EPS, one could argue, is now a ‘legacy’ format, but disappointing to know that PDF is not planned at all.
Musings about coverting PDF to SVG
If you’re creating stuff in a vector artwork editor (or Dorico itself), then it’s easy enough to choose SVG and export; but I have many more apps that don’t support SVG. Also, if you need to convert a large number of existing PDFs to SVG, that’s more difficult. (Don’t forget that Affinity Designer et al still can’t be relied upon to faithfully import a PDF.)
There are surprisingly few (decent) PDF-to-SVG converters. I’m largely distrustful of online converters, and some will raster the image rather than keep everything vector.
Command line utilities are often provided only as source code, which you must compile yourself, and frequently require several dependencies to be built and installed first.
The only one I’ve found that is reasonably straightforward is MuPDF, affiliated to GhostScript, which comes with a command line tool mutool that has a convert option.
Window users can download a binary: Mac users have to build from source.

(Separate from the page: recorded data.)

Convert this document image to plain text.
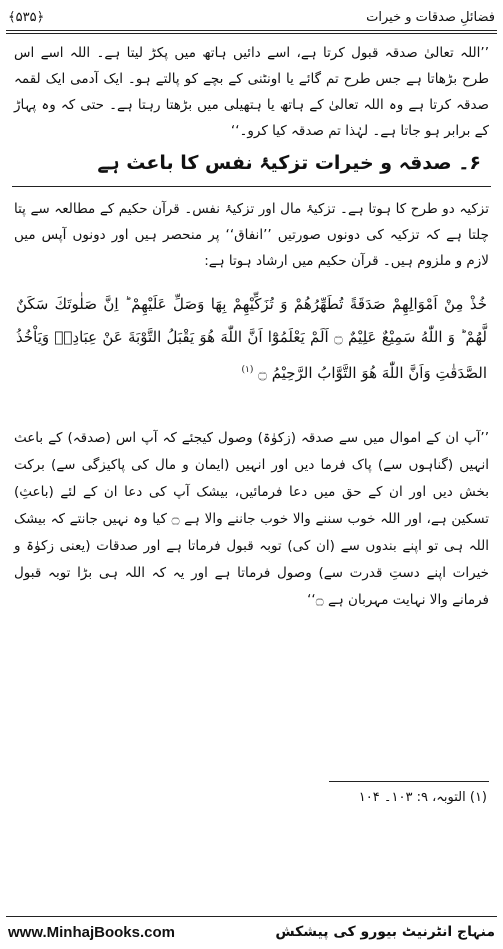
﴾۵۳۵﴿	فضائلِ صدقات و خیرات
’’اللہ تعالیٰ صدقہ قبول کرتا ہے، اسے دائیں ہاتھ میں پکڑ لیتا ہے۔ اللہ اسے اس طرح بڑھاتا ہے جس طرح تم گائے یا اونٹنی کے بچے کو پالتے ہو۔ ایک آدمی ایک لقمہ صدقہ کرتا ہے وہ اللہ تعالیٰ کے ہاتھ یا ہتھیلی میں بڑھتا رہتا ہے۔ حتی کہ وہ پہاڑ کے برابر ہو جاتا ہے۔ لہٰذا تم صدقہ کیا کرو۔‘‘
۶۔ صدقہ و خیرات تزکیۂ نفس کا باعث ہے
تزکیہ دو طرح کا ہوتا ہے۔ تزکیۂ مال اور تزکیۂ نفس۔ قرآن حکیم کے مطالعہ سے پتا چلتا ہے کہ تزکیہ کی دونوں صورتیں ’’انفاق‘‘ پر منحصر ہیں اور دونوں آپس میں لازم و ملزوم ہیں۔ قرآن حکیم میں ارشاد ہوتا ہے:
خُذْ مِنْ اَمْوَالِهِمْ صَدَقَةً تُطَهِّرُهُمْ وَ تُزَكِّيْهِمْ بِهَا وَصَلِّ عَلَيْهِمْ ؕ اِنَّ صَلٰوتَكَ سَكَنٌ لَّهُمْ ؕ وَ اللّٰهُ سَمِيْعٌ عَلِيْمٌ ۝ اَلَمْ يَعْلَمُوْٓا اَنَّ اللّٰهَ هُوَ يَقْبَلُ التَّوْبَةَ عَنْ عِبَادِهٖ وَيَاْخُذُ الصَّدَقٰتِ وَاَنَّ اللّٰهَ هُوَ التَّوَّابُ الرَّحِيْمُ ۝ $^{(۱)}$
’’آپ ان کے اموال میں سے صدقہ (زکوٰۃ) وصول کیجئے کہ آپ اس (صدقہ) کے باعث انہیں (گناہوں سے) پاک فرما دیں اور انہیں (ایمان و مال کی پاکیزگی سے) برکت بخش دیں اور ان کے حق میں دعا فرمائیں، بیشک آپ کی دعا ان کے لئے (باعثِ) تسکین ہے، اور اللہ خوب سننے والا خوب جاننے والا ہے ۝ کیا وہ نہیں جانتے کہ بیشک اللہ ہی تو اپنے بندوں سے (ان کی) توبہ قبول فرماتا ہے اور صدقات (یعنی زکوٰۃ و خیرات اپنے دستِ قدرت سے) وصول فرماتا ہے اور یہ کہ اللہ ہی بڑا توبہ قبول فرمانے والا نہایت مہربان ہے ۝‘‘
(۱) التوبہ، ۹: ۱۰۳۔ ۱۰۴
www.MinhajBooks.com	منہاج انٹرنیٹ بیورو کی پیشکش
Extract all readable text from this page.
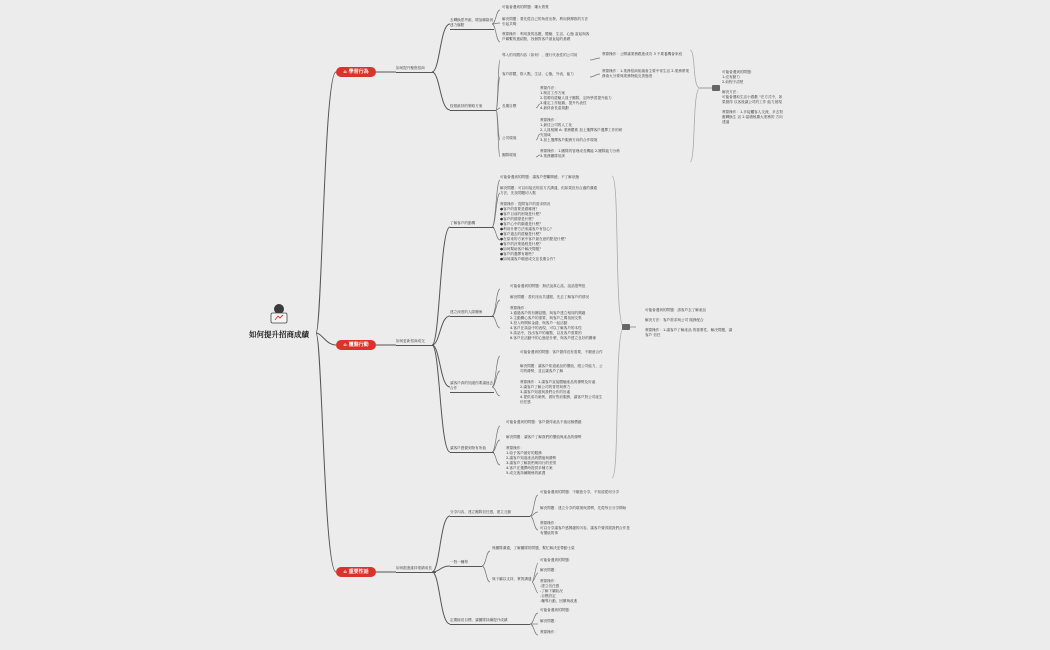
如何提升招商成績
⌂ 學習行為
⌂ 覆盤行動
⌂ 重要性話
如何提升聚焦招商
去轉換思考維，增加聯絡到達力爆點
可能會遇到的問題：嫌太貴貴
解決問題：要先從自己的角度出發，利用發揮推的方法引起共鳴
實際操作：利用我的話題，體驗、生活、心態 當起與客戶聯繫的連結點，找個對客戶最直接的基礎
按照維持的策略方案
導入的具體內容（如何）、運行代表性的公司用	實際操作：公開讓業務跟進成功 3 不要養機會家庭
客戶群體，推入點，生活、心態，外表，能力
實際操作：1.業務招商知識會主要中常生活 2.業務將業務會大分要與業務特能完善態度
長期目標
實際作法：
1.制訂工作方案
2.招聘有經驗人員子團隊，定時學習提升能力
3.確定工作組織，提升代表性
4.最終會長遠規劃
公司環境
實際操作：
1.最佳公司的人工化
2.人員相關 A: 業務體系 加上選擇客戶選擇工作的研究領域
3.加上選擇客戶服務方向的合作環境
團隊環境
實際操作：1.團隊的管理成長機能 2.團隊能力分佈 3.業務團隊培訓
可能會遇到的問題：
1.沒有動力
2.前程不清楚

解決方法：
可能會選取生活小跟歡 "在方式中，如果覺得 以客後讓公司的工作 能力展現

實際操作：1.多接觸客人交流，多去對應轉換生 活 2.當積極擴大業務的 方向建議
如何更新招商成交
了解客戶的動機
可能會遇到的問題：讓客戶想離開總，不了解狀態
解決問題：可以用接近的話方式溝通，但如果沒有合適的溝通方法，先找問題切入點
實際操作：提問客戶的需求情況
●客戶的需要是跟哪裡？
●客戶目前的困境是什麼？
●客戶的期望是什麼？
●客戶心中的顧慮是什麼？
●利用什麼方法來讓客戶有信心？
●客戶過去的經驗是什麼？
●在原來的方案中客戶最在意的點是什麼？
●客戶的決策過程是什麼？
●如何幫助客戶解決問題？
●客戶的選擇有哪些？
●如何讓客戶願意成交並長期合作？
建立深度的人際關係
可能會遇到的問題：無法說真心話，說話很彆扭
解決問題：善於找出共通點，先去了解客戶的情況
實際操作：
1.通過客戶的有關話題，與客戶建立相同的興趣
2.主動關心客戶的需要，與客戶之間找到交集
3.投入時間和金錢，與客戶一起活動
4.客戶在談話中的表現，可以了解客戶的本性
5.談話中，找出客戶的痛點，以及客戶需要的
6.客戶在活動中的心態是什麼，與客戶建立良好的關係
讓客戶真的知道你要讓他去合作
可能會遇到的問題：客戶覺得沒有需要，不願意合作
解決問題：讓客戶知道產品的價值，跟公司能力，公司的優勢，並且讓客戶了解
實際操作：1.讓客戶直接體驗產品的優勢及好處
2.讓客戶了解公司的背景與實力
3.讓客戶知道與我們合作的好處
4.提供成功案例，做好售前服務，讓客戶對公司產生信任感
讓客戶感覺到物有所值
可能會遇到的問題：客戶覺得產品不值這個價錢
解決問題：讓客戶了解我們的價值與產品的優勢
實際操作：
1.給予客戶最好的服務
2.讓客戶知道產品的價值與優勢
3.讓客戶了解我們與同行的差別
4.客戶在選擇時提供多種方案
5.成交後持續關係的維護
可能會遇到的問題：請客戶去了解產品

解決方法：客戶需求與公司 服務配合

實際操作：1.讓客戶了解產品 的重要性，解決問題，讓客戶 信任
如何跟進維持業績成長
分享內容，建立團隊信任感，建立互動
可能會遇到的問題：不願意分享，不知道從何分享
解決問題：建立分享的環境與習慣，先從每日分享開始
實際操作：
可以分享讓客戶感興趣的內容，讓客戶覺得跟我們合作是有價值的事
一對一輔導
與團隊溝通，了解團隊的問題，幫忙解決並帶動士氣
與下屬以支持、實質溝通
可能會遇到的問題：
解決問題：
實際操作：
-建立信任感
-了解下屬狀況
-目標設定
-輔導行動，回饋與改進
定期檢討目標，讓團隊持續提升成績
可能會遇到的問題：
解決問題：
實際操作：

Download the source code; unzip the package, then in the Terminal type cd (followed by a space), then drag the folder from the Finder into the Terminal window.
Press Enter.
Then type
sudo make prefix=/usr/local install
and enter your password.
(You can then delete the source code.)
Then you can convert PDFs to SVG using such commands as:
mutool convert -F svg -o filename.svg inputfile
If there are multiple pages, the page number will be appended to each filename. Either the -F flag or the -o flag is optional. But not both.